This body of work, Images of Africa, was inspired by a trip I took to Kenya with my family in late 2007. It was amazing to watch the changing light and the wakening of all the animals in the bush. I was especially struck by the primal lack of self-consciousness of the animals. -- how their very survival seemed rooted in a profound intuition, so attuned to the immediate environment around them. They had incredible gracefulness and efficiency of movement, as if they were able to sense the activity and vibrations around them.

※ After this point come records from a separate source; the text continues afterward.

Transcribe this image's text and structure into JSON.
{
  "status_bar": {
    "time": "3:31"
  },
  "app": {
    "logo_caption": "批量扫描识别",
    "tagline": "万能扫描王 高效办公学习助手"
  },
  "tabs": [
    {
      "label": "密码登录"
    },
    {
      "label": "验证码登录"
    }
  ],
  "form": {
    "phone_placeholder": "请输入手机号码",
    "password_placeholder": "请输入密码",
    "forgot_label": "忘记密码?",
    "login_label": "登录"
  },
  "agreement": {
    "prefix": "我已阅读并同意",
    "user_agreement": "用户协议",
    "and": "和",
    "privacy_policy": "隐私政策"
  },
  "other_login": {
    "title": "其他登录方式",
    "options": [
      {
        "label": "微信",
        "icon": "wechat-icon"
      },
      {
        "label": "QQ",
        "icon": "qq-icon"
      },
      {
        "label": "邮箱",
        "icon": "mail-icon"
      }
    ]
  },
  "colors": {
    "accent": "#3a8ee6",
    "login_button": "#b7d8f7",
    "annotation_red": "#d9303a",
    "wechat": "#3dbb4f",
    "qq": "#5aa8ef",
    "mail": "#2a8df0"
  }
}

To be in these vast undeveloped spaces is extraordinary. Man has evolved in so many ways, but in so many other ways remains so helpless. To witness the birth of some creature in a field, one realizes that at that very moment, he begins a life-long training process in survival. The singleness and intensity of purpose, and the purity of this, are striking. Human beings require so many more crutches and material things to stay alive, and are constantly distracted by a barrage of information, in contrast to the relative simplicity and self-reliance of wild animals. I wondered how they make their choices, as compared to how we make ours. Their sense of time seemed to be based on the rhythms of the earth, rather than being late for a meeting and stuck in traffic. 

Another theme that became obvious was violence, though in different forms. In the bush, one will see graphically an animal killing another for food. But right after we arrived in Kenya, the government held elections, which then erupted in civil war. Days after we visited Naivasha on Christmas day, where I was rock-climbing in a national park, one ethnic group locked some women and children of another group into a church and burned them. One doesn’t see animals committing mass slaughter of another kind - only killing for food. Is it a moral and ethical code which they have that we as humans lack, or is it just that their brains aren’t wired to act in that manner?

In my paintings, I have strived to give a sense of place that is both intimate and vast: the scenes around camp, and the efforts to be civilized in wild and unprotected spaces, and how I imagine the animals are thinking and feeling as they continue in their daily struggles to survive.